Science, Clinical Practice, and a Synthesis of Both
Article Outline
When I first practiced medicine, many treatments I prescribed were not backed up by solid evidence. Some have been abandoned as ineffective, harmful, or both. Today, clinicians stand on somewhat more solid ground, but it would be naive to believe that all treatments are truly effective. Yet clinicians use them, and patients generally get better after receiving them. Throughout the ages, physicians have interpreted clinical improvement as the direct result of their interventions. These observations are added to an ever-growing body of medical anecdotes; many are incorporated into clinical practice.
Scientists, often far less impressed by clinical experience, feel compelled to point out that observations have to be interpreted with caution. They insist that causal inferences between an intervention administered in routine care and the reported clinical outcome are normally not possible because too many factors are at play.

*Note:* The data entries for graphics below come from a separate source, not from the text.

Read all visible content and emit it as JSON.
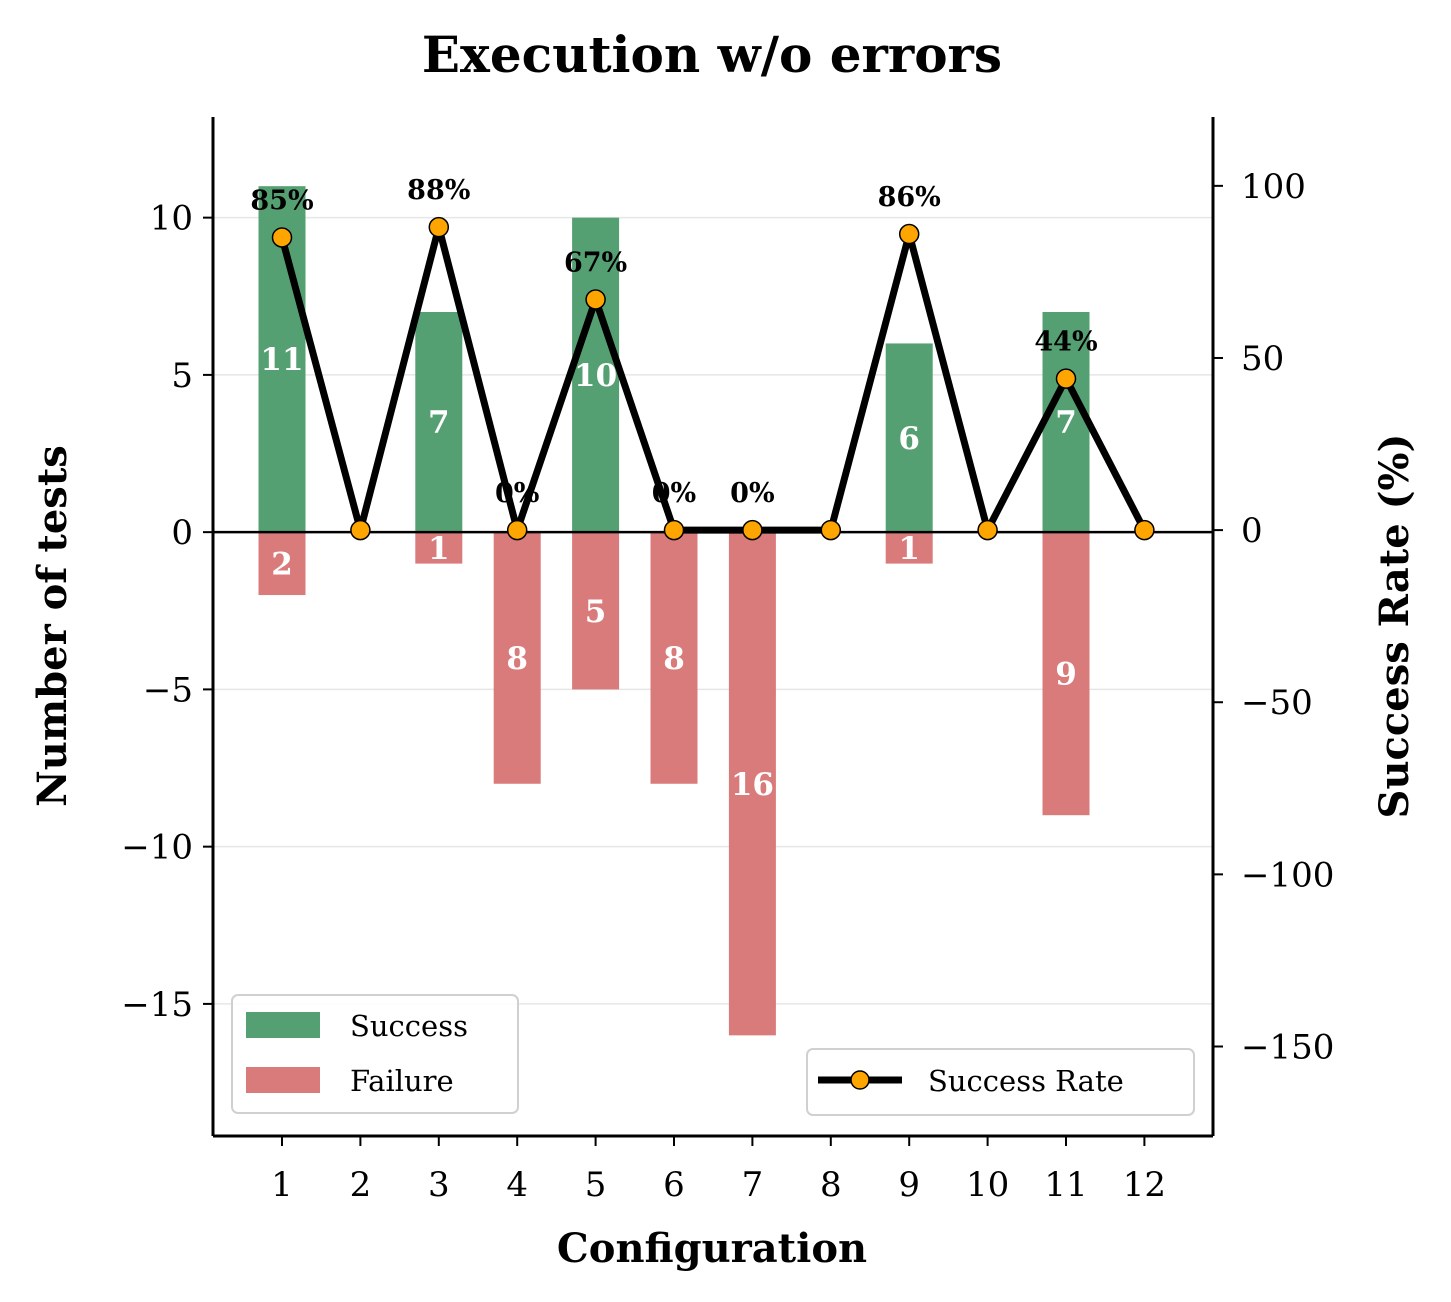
{
  "chart_data": {
    "type": "bar",
    "title": "Execution w/o errors",
    "xlabel": "Configuration",
    "ylabel": "Number of tests",
    "y2label": "Success Rate (%)",
    "categories": [
      "1",
      "2",
      "3",
      "4",
      "5",
      "6",
      "7",
      "8",
      "9",
      "10",
      "11",
      "12"
    ],
    "series": [
      {
        "name": "Success",
        "kind": "bar",
        "values": [
          11,
          0,
          7,
          0,
          10,
          0,
          0,
          0,
          6,
          0,
          7,
          0
        ],
        "color": "#55a072"
      },
      {
        "name": "Failure",
        "kind": "bar",
        "values": [
          -2,
          0,
          -1,
          -8,
          -5,
          -8,
          -16,
          0,
          -1,
          0,
          -9,
          0
        ],
        "color": "#d87b7a"
      },
      {
        "name": "Success Rate",
        "kind": "line",
        "axis": "right",
        "values": [
          85,
          0,
          88,
          0,
          67,
          0,
          0,
          0,
          86,
          0,
          44,
          0
        ],
        "color": "#000000",
        "marker_color": "#ffa500"
      }
    ],
    "bar_labels": {
      "success": [
        "11",
        "",
        "7",
        "",
        "10",
        "",
        "",
        "",
        "6",
        "",
        "7",
        ""
      ],
      "failure": [
        "2",
        "",
        "1",
        "8",
        "5",
        "8",
        "16",
        "",
        "1",
        "",
        "9",
        ""
      ]
    },
    "rate_labels": [
      "85%",
      "",
      "88%",
      "0%",
      "67%",
      "0%",
      "0%",
      "",
      "86%",
      "",
      "44%",
      ""
    ],
    "ylim": [
      -19.2,
      13.2
    ],
    "yticks": [
      -15,
      -10,
      -5,
      0,
      5,
      10
    ],
    "ytick_labels": [
      "−15",
      "−10",
      "−5",
      "0",
      "5",
      "10"
    ],
    "y2lim": [
      -176,
      120
    ],
    "y2ticks": [
      -150,
      -100,
      -50,
      0,
      50,
      100
    ],
    "y2tick_labels": [
      "−150",
      "−100",
      "−50",
      "0",
      "50",
      "100"
    ],
    "grid": "horizontal",
    "legend": [
      {
        "placement": "lower-left",
        "entries": [
          "Success",
          "Failure"
        ]
      },
      {
        "placement": "lower-right",
        "entries": [
          "Success Rate"
        ]
      }
    ]
  }
}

One powerful element likely to alter the strength of clinicians’ experience is selection bias. Imagine that a physician treats 100 patients for a particular ailment. Those who improve will tend to say so; those who don’t will tend not to come back. Over the years, this continuous process of selection would produce a falsely positive impression about the treatment.
A second phenomenon that weakens the reliability of clinical observations is the complexity of the therapeutic response itself. Physicians are inclined to assume that improvement results from the specific effects of their treatment. Scientists know this assumption is wrong. It neglects a host of nonspecific influences and artefacts likely to inflate the therapeutic response. Natural history of the disease and the placebo effect are 2 potential confounders that are obvious to most clinicians. Other factors are rarely considered.

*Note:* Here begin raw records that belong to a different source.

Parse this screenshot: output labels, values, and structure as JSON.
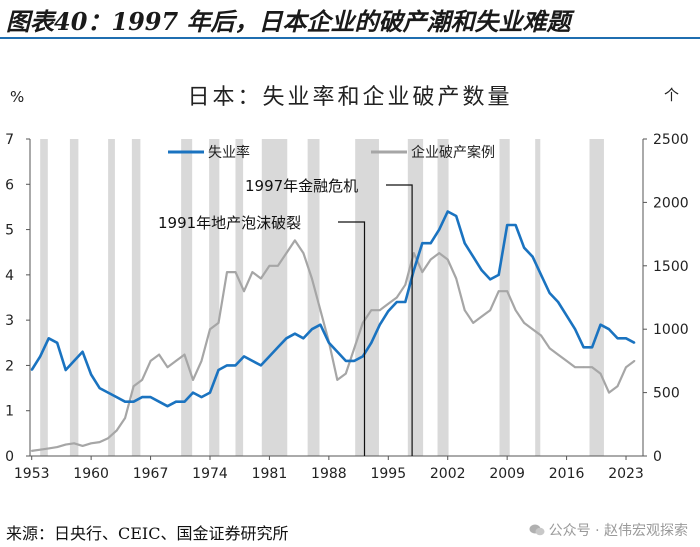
{
  "header": {
    "title": "图表40：1997 年后，日本企业的破产潮和失业难题"
  },
  "footer": {
    "source": "来源：日央行、CEIC、国金证券研究所",
    "watermark": "公众号 · 赵伟宏观探索",
    "watermark_icon": "wechat-icon"
  },
  "colors": {
    "unemployment": "#1a73c0",
    "bankruptcy": "#a6a6a6",
    "recession": "#d9d9d9",
    "header_rule": "#1f6eb0"
  },
  "chart_data": {
    "type": "line",
    "title": "日本：失业率和企业破产数量",
    "y_left_unit": "%",
    "y_right_unit": "个",
    "ylim_left": [
      0,
      7
    ],
    "ylim_right": [
      0,
      2500
    ],
    "xlim": [
      1952.8,
      2025.0
    ],
    "y_left_ticks": [
      "0",
      "1",
      "2",
      "3",
      "4",
      "5",
      "6",
      "7"
    ],
    "y_right_ticks": [
      "0",
      "500",
      "1000",
      "1500",
      "2000",
      "2500"
    ],
    "x_ticks": [
      "1953",
      "1960",
      "1967",
      "1974",
      "1981",
      "1988",
      "1995",
      "2002",
      "2009",
      "2016",
      "2023"
    ],
    "legend": {
      "position": "top",
      "entries": [
        "失业率",
        "企业破产案例"
      ]
    },
    "recessions": [
      [
        1954.0,
        1954.9
      ],
      [
        1957.5,
        1958.5
      ],
      [
        1962.0,
        1962.8
      ],
      [
        1964.8,
        1965.8
      ],
      [
        1970.6,
        1971.9
      ],
      [
        1973.9,
        1975.1
      ],
      [
        1977.0,
        1977.9
      ],
      [
        1980.1,
        1983.1
      ],
      [
        1985.5,
        1986.9
      ],
      [
        1991.1,
        1993.9
      ],
      [
        1997.3,
        1999.1
      ],
      [
        2000.8,
        2002.1
      ],
      [
        2008.1,
        2009.3
      ],
      [
        2012.3,
        2012.9
      ],
      [
        2018.7,
        2020.4
      ]
    ],
    "annotations": [
      {
        "text": "1997年金融危机",
        "x": 1997.8
      },
      {
        "text": "1991年地产泡沫破裂",
        "x": 1992.2
      }
    ],
    "series": [
      {
        "name": "失业率",
        "axis": "left",
        "x": [
          1953,
          1954,
          1955,
          1956,
          1957,
          1958,
          1959,
          1960,
          1961,
          1962,
          1963,
          1964,
          1965,
          1966,
          1967,
          1968,
          1969,
          1970,
          1971,
          1972,
          1973,
          1974,
          1975,
          1976,
          1977,
          1978,
          1979,
          1980,
          1981,
          1982,
          1983,
          1984,
          1985,
          1986,
          1987,
          1988,
          1989,
          1990,
          1991,
          1992,
          1993,
          1994,
          1995,
          1996,
          1997,
          1998,
          1999,
          2000,
          2001,
          2002,
          2003,
          2004,
          2005,
          2006,
          2007,
          2008,
          2009,
          2010,
          2011,
          2012,
          2013,
          2014,
          2015,
          2016,
          2017,
          2018,
          2019,
          2020,
          2021,
          2022,
          2023,
          2024
        ],
        "values": [
          1.9,
          2.2,
          2.6,
          2.5,
          1.9,
          2.1,
          2.3,
          1.8,
          1.5,
          1.4,
          1.3,
          1.2,
          1.2,
          1.3,
          1.3,
          1.2,
          1.1,
          1.2,
          1.2,
          1.4,
          1.3,
          1.4,
          1.9,
          2.0,
          2.0,
          2.2,
          2.1,
          2.0,
          2.2,
          2.4,
          2.6,
          2.7,
          2.6,
          2.8,
          2.9,
          2.5,
          2.3,
          2.1,
          2.1,
          2.2,
          2.5,
          2.9,
          3.2,
          3.4,
          3.4,
          4.1,
          4.7,
          4.7,
          5.0,
          5.4,
          5.3,
          4.7,
          4.4,
          4.1,
          3.9,
          4.0,
          5.1,
          5.1,
          4.6,
          4.4,
          4.0,
          3.6,
          3.4,
          3.1,
          2.8,
          2.4,
          2.4,
          2.9,
          2.8,
          2.6,
          2.6,
          2.5
        ]
      },
      {
        "name": "企业破产案例",
        "axis": "right",
        "x": [
          1953,
          1954,
          1955,
          1956,
          1957,
          1958,
          1959,
          1960,
          1961,
          1962,
          1963,
          1964,
          1965,
          1966,
          1967,
          1968,
          1969,
          1970,
          1971,
          1972,
          1973,
          1974,
          1975,
          1976,
          1977,
          1978,
          1979,
          1980,
          1981,
          1982,
          1983,
          1984,
          1985,
          1986,
          1987,
          1988,
          1989,
          1990,
          1991,
          1992,
          1993,
          1994,
          1995,
          1996,
          1997,
          1998,
          1999,
          2000,
          2001,
          2002,
          2003,
          2004,
          2005,
          2006,
          2007,
          2008,
          2009,
          2010,
          2011,
          2012,
          2013,
          2014,
          2015,
          2016,
          2017,
          2018,
          2019,
          2020,
          2021,
          2022,
          2023,
          2024
        ],
        "values": [
          40,
          50,
          60,
          70,
          90,
          100,
          80,
          100,
          110,
          140,
          200,
          300,
          550,
          600,
          750,
          800,
          700,
          750,
          800,
          600,
          750,
          1000,
          1050,
          1450,
          1450,
          1300,
          1450,
          1400,
          1500,
          1500,
          1600,
          1700,
          1600,
          1400,
          1150,
          900,
          600,
          650,
          850,
          1050,
          1150,
          1150,
          1200,
          1250,
          1350,
          1600,
          1450,
          1550,
          1600,
          1550,
          1400,
          1150,
          1050,
          1100,
          1150,
          1300,
          1300,
          1150,
          1050,
          1000,
          950,
          850,
          800,
          750,
          700,
          700,
          700,
          650,
          500,
          550,
          700,
          750
        ]
      }
    ]
  }
}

For example, patients often consult their doctor exactly when symptoms are at a peak; regression towards the mean describes the fact that extreme values return to the mean no matter what they are or what we do. The clinician-patient interaction relates to empathy, warmth, and understanding, which skilled doctors, during the course of several consultations, manage to establish. It can reassure the patient and help generate a sense of improvement regardless of the efficacy of the actual therapeutic plan. Concomitant treatments are used by many patients—often without the clinician’s knowledge. Obviously, additional therapies can enhance recovery, and positive changes might easily be misinterpreted as an explicit result of the physician’s original regimen.
Social desirability describes patients’ inclination to be kind to the doctor, a proclivity that is especially pronounced when patients feel they were treated with compassion. In this scenario, patients might say they are much improved when in fact, they are not. All together, these phenomena increase the perceived therapeutic response. For clinicians, this is a bonus; for scientists, it constitutes a complexity that requires disentangling. They feel obligated to gauge the relative size of each effect so that therapeutic strategies can be refined.
Can the tension between scientific investigators and medical practitioners be lessened? Perhaps both camps should stop squabbling over the moral high ground. Scientists have to realize that patients’ views are pivotal. If a treatment route alleviates symptoms, patients are convinced of its effectiveness. When accounts of their improvement are then questioned simply because the information does not yet tally with scientific proof, they become justifiably irritated. Perhaps scientists should regard this discrepancy as a starting point for researching the more intangible elements that contribute to an apparent medical benefit. A deeper understanding of the complexity of the therapeutic response would undoubtedly be a significant advance.
Clinicians, on the other hand, should consider that medicine involves more than helping the patients they are attending to today. We all have a responsibility for improving tomorrow’s healthcare. That accountability is best served by a self-critical attitude. If medical progress is to be made, physicians have to look beyond the immediate desire for a patient’s improvement to the myriad data points that warrant collection and a thorough investigation. Good medicine recognizes the necessity of research and applies its best findings, along with the still untested practices that seem to make patients feel better. In other words, practitioners should continue to embrace not just the science of medicine, but the art.